Three hundred and eight Olympic gold medals were awarded in the recently completely 2016 Rio de Janeiro Summer Olympic Games, with 46 (15 percent) of those golds going to the athletes from the U.S.

Several sources were quick to point out that the total U.S. haul was an Olympic record for an Olympics with “complete participation,” in reference to the 1980 and 1984 Games, which were boycotted by the U.S. one occasion and the U.S.S.R. on the other occasion.

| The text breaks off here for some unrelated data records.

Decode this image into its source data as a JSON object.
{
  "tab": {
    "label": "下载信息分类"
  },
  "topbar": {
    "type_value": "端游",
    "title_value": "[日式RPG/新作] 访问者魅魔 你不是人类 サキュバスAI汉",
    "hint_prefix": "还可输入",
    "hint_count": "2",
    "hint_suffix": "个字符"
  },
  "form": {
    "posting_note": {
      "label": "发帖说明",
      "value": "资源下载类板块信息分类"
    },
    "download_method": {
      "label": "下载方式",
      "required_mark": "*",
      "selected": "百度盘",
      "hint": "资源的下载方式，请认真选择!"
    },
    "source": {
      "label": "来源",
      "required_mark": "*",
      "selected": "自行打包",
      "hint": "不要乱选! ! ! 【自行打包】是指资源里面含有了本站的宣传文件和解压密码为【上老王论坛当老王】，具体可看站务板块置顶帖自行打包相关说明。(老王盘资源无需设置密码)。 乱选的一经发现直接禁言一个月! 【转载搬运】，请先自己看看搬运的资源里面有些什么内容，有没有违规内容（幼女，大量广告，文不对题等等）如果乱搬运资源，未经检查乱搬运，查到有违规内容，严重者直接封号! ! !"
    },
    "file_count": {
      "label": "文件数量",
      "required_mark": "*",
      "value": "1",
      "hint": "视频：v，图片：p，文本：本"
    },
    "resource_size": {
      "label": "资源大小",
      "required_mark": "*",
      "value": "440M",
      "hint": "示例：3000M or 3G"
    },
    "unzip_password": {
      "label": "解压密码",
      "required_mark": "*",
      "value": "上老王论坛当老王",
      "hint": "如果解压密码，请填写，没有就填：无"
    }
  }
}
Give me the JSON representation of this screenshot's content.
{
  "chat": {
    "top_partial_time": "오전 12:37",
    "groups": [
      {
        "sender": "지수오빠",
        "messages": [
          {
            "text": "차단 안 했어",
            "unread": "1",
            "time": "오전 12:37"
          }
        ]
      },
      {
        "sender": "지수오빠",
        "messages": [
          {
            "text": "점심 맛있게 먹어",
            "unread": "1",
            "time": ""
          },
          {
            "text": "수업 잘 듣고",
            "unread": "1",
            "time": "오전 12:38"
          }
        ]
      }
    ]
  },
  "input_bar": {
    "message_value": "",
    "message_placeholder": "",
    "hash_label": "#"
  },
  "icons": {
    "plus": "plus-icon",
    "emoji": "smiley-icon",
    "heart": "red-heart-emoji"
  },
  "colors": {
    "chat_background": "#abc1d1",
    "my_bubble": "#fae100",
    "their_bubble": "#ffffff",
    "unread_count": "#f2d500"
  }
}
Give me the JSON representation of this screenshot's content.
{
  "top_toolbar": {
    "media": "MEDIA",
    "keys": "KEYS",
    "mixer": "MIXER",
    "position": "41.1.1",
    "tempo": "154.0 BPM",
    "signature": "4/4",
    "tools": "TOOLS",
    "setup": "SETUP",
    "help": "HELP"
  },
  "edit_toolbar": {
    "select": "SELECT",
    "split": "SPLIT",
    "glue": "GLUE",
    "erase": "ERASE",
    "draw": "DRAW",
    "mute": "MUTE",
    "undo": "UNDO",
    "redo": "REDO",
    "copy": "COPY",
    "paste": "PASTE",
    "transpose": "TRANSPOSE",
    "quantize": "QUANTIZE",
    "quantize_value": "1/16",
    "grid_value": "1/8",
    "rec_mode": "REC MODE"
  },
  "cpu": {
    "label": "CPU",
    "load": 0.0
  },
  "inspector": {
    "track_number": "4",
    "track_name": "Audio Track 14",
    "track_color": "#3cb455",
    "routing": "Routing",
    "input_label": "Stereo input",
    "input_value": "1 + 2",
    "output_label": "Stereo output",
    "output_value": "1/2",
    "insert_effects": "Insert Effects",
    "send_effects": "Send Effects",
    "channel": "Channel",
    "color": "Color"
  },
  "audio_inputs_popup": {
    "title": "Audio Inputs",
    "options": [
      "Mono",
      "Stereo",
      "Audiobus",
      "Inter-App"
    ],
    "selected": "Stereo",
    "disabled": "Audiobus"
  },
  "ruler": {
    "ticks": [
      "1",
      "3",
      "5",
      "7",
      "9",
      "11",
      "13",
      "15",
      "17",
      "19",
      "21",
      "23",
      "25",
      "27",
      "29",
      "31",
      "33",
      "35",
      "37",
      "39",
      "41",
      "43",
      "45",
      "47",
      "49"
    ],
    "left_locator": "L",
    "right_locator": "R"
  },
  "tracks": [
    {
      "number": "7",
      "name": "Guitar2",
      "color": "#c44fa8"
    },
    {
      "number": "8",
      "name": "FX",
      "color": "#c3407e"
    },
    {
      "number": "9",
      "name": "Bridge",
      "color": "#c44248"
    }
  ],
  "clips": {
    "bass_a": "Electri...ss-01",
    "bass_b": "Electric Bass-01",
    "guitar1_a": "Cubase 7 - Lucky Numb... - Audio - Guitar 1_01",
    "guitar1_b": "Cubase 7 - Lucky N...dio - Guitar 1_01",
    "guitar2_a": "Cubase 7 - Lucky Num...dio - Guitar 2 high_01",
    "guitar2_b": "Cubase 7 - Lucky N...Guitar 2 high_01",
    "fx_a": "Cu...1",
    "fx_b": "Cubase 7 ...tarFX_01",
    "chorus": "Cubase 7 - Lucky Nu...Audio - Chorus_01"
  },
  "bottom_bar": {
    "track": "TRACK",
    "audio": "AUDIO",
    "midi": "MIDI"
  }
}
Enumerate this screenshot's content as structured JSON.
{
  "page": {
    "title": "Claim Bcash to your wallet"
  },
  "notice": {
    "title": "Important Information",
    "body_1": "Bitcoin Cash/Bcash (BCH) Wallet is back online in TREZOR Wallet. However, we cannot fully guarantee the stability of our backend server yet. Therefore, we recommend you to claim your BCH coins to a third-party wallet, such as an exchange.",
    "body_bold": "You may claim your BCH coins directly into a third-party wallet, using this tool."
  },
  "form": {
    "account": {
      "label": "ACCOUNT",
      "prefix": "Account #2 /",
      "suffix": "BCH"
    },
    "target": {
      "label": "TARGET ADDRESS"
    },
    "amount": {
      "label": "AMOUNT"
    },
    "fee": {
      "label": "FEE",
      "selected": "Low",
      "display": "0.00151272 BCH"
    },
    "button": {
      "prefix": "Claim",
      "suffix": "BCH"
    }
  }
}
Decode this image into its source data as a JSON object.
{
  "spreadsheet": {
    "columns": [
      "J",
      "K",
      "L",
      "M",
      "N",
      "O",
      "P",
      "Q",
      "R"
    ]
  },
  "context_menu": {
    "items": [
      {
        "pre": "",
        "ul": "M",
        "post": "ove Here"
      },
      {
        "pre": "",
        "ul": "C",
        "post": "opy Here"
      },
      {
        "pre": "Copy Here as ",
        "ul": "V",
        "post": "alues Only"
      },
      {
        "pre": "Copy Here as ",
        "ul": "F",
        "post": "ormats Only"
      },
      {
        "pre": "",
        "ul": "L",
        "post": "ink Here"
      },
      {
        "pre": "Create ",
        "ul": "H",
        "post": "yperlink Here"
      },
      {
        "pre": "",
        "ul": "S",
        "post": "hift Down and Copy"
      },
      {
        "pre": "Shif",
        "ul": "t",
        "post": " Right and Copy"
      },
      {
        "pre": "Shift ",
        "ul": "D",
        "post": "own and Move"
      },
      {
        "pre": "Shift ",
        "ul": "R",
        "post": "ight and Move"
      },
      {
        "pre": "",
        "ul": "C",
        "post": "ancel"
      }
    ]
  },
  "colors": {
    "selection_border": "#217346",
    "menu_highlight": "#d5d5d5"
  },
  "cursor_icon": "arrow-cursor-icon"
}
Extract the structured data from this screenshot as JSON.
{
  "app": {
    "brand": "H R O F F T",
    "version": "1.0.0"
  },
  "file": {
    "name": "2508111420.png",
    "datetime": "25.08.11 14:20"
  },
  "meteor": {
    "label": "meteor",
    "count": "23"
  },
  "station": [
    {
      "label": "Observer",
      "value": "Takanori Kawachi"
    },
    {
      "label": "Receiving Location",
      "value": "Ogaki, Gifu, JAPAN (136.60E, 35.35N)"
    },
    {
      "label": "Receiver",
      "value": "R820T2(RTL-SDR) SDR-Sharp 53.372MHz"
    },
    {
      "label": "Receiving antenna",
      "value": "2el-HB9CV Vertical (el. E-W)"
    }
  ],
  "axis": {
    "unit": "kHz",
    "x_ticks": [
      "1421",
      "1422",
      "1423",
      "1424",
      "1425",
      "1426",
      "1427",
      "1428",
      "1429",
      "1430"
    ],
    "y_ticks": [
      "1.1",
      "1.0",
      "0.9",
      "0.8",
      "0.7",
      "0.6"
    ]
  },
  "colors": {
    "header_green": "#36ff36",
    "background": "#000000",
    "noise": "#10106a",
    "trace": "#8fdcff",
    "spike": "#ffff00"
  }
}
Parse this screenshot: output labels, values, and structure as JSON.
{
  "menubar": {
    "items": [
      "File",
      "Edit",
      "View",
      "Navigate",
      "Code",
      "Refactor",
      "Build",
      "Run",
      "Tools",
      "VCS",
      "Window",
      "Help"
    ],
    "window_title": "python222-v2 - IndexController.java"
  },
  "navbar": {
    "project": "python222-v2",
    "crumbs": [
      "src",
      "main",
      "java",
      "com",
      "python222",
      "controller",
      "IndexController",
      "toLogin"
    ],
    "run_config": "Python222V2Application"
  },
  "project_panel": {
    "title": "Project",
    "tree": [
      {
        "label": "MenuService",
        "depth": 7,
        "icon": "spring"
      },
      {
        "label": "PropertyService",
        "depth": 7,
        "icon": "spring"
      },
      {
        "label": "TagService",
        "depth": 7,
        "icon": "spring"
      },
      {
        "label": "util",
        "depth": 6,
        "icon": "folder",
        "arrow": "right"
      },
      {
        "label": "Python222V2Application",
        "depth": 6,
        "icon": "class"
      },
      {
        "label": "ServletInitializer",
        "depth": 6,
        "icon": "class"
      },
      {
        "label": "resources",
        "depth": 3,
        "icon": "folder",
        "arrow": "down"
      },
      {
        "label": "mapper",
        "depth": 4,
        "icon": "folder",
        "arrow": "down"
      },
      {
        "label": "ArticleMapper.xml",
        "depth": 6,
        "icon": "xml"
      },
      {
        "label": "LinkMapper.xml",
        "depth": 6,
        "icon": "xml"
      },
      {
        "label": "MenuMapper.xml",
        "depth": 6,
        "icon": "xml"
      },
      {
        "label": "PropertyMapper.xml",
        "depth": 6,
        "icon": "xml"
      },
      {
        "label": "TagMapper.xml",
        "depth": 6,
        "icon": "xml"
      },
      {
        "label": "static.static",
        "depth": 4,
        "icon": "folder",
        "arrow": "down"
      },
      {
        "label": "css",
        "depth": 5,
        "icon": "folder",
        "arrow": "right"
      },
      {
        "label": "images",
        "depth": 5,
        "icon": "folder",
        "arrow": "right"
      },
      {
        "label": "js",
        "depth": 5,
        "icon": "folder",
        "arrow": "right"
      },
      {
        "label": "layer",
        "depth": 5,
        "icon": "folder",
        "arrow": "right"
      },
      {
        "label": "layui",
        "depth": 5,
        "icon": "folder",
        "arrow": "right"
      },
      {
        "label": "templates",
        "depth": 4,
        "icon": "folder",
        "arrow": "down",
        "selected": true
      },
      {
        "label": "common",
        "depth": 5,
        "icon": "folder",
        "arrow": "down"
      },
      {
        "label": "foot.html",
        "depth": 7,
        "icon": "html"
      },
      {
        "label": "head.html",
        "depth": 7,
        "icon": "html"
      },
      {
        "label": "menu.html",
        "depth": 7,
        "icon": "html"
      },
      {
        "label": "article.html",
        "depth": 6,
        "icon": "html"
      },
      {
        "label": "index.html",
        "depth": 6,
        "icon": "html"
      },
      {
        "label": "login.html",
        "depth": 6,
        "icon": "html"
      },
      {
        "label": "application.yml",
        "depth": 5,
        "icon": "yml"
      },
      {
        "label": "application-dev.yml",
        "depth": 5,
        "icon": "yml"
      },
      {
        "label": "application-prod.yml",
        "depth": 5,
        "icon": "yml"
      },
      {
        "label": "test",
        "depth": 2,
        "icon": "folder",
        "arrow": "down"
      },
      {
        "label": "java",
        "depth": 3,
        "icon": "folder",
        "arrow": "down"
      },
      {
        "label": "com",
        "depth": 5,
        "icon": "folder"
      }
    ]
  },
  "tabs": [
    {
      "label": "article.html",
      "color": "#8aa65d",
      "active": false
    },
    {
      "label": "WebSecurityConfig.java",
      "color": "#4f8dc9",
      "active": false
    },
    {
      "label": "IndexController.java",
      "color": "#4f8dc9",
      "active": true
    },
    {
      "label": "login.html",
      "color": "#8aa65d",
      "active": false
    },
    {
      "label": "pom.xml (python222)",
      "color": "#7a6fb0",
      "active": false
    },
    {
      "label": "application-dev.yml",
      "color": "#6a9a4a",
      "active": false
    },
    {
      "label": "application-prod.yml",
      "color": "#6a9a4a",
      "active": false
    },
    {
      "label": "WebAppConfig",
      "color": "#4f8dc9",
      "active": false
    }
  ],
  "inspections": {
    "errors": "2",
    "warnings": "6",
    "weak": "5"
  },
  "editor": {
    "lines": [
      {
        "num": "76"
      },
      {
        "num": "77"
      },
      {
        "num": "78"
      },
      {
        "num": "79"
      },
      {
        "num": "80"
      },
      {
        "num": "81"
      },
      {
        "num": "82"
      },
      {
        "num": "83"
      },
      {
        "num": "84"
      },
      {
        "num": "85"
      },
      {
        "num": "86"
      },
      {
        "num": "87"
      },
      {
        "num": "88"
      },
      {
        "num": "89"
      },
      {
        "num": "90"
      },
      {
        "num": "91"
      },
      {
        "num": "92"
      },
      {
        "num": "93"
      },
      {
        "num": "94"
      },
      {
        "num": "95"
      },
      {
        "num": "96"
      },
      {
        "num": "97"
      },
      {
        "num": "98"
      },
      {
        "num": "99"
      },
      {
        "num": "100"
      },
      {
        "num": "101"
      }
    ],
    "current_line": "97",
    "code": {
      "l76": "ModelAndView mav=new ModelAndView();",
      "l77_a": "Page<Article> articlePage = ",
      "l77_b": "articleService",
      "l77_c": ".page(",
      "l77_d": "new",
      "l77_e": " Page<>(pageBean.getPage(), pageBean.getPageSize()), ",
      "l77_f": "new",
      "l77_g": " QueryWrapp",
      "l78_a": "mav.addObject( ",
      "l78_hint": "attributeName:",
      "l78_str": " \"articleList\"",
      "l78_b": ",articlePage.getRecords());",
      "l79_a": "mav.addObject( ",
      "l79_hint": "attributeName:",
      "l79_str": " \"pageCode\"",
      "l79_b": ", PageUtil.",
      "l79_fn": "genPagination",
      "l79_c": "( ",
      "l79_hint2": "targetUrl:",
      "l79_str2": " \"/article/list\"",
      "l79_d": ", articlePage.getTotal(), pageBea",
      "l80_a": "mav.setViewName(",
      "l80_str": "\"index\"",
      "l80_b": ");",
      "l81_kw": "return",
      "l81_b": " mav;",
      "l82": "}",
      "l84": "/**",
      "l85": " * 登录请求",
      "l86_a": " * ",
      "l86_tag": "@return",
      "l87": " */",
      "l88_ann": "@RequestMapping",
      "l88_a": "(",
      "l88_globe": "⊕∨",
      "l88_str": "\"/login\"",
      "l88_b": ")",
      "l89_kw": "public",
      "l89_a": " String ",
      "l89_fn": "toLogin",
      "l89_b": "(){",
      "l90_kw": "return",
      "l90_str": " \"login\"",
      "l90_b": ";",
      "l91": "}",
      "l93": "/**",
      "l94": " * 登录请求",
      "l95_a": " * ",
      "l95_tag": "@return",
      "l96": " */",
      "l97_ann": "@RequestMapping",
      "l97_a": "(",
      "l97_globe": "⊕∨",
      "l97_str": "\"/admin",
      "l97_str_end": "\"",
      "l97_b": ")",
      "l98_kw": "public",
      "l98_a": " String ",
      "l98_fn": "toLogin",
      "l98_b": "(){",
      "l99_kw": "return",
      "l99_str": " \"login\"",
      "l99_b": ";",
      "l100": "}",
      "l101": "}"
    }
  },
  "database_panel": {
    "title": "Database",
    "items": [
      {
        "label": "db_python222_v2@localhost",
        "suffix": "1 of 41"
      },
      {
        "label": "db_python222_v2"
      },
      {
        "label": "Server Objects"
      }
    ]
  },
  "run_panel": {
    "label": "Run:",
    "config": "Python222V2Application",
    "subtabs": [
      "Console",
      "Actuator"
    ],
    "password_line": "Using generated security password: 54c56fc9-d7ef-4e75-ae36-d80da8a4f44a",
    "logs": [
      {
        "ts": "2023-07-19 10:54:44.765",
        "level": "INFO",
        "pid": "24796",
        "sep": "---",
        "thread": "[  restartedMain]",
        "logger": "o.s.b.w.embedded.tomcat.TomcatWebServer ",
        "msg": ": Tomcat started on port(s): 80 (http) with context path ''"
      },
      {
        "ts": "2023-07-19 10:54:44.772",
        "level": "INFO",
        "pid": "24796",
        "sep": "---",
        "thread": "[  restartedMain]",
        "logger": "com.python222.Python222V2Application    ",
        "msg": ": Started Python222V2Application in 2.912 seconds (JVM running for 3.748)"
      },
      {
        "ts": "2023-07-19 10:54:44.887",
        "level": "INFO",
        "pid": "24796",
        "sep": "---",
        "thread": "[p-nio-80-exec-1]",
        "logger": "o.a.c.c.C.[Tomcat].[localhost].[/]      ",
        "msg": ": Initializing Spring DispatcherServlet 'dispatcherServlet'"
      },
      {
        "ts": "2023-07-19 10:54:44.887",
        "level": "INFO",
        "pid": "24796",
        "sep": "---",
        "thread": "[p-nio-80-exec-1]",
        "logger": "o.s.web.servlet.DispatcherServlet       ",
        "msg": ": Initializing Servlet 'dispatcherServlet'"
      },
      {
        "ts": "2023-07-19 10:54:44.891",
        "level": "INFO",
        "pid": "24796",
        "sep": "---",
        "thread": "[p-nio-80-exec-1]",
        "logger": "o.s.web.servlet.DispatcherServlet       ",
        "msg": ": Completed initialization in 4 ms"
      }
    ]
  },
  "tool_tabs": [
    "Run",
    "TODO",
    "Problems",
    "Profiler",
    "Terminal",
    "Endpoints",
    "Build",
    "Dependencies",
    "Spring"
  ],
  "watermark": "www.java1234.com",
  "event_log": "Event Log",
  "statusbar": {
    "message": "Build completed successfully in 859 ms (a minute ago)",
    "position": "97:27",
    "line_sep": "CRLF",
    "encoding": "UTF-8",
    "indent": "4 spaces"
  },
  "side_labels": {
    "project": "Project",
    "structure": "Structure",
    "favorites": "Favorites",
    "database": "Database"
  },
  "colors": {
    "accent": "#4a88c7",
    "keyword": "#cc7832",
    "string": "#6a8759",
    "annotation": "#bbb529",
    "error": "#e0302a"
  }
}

Some gold medals from the 2008 Beijing Olympics were un-awarded because of retesting of samples submitted at that time that were returned as positive for banned performance enhancing substances thanks to improved testing methodologies. In light of that, the total medal count from Rio should be awarded with an asterisk, defined as “to be determined at some future date.”

Seemingly forgotten on this go was that the Russian track and field team was absent from Rio, so “complete participation” seems something of a subjective term, possibly legitimate to use given than a Russian pole vaulter who had escaped the state-sponsored Russian doping scheme by virtue of going to college in the U.S. was jumping in Rio.

To their everlasting credit, the Brazilians pulled off a bang-up show despite the wailing and gnashing of teeth that was going on in the lead-up over all manner of perceived catastrophes, none of which came to fruition.

From one perspective, it would seem that the best way to pull off a perfect Summer Olympics would be not to ban the Russians, but to tell the swimmers to stay home. Even the newly reinstated rugby players were more decorous in terms of behavior.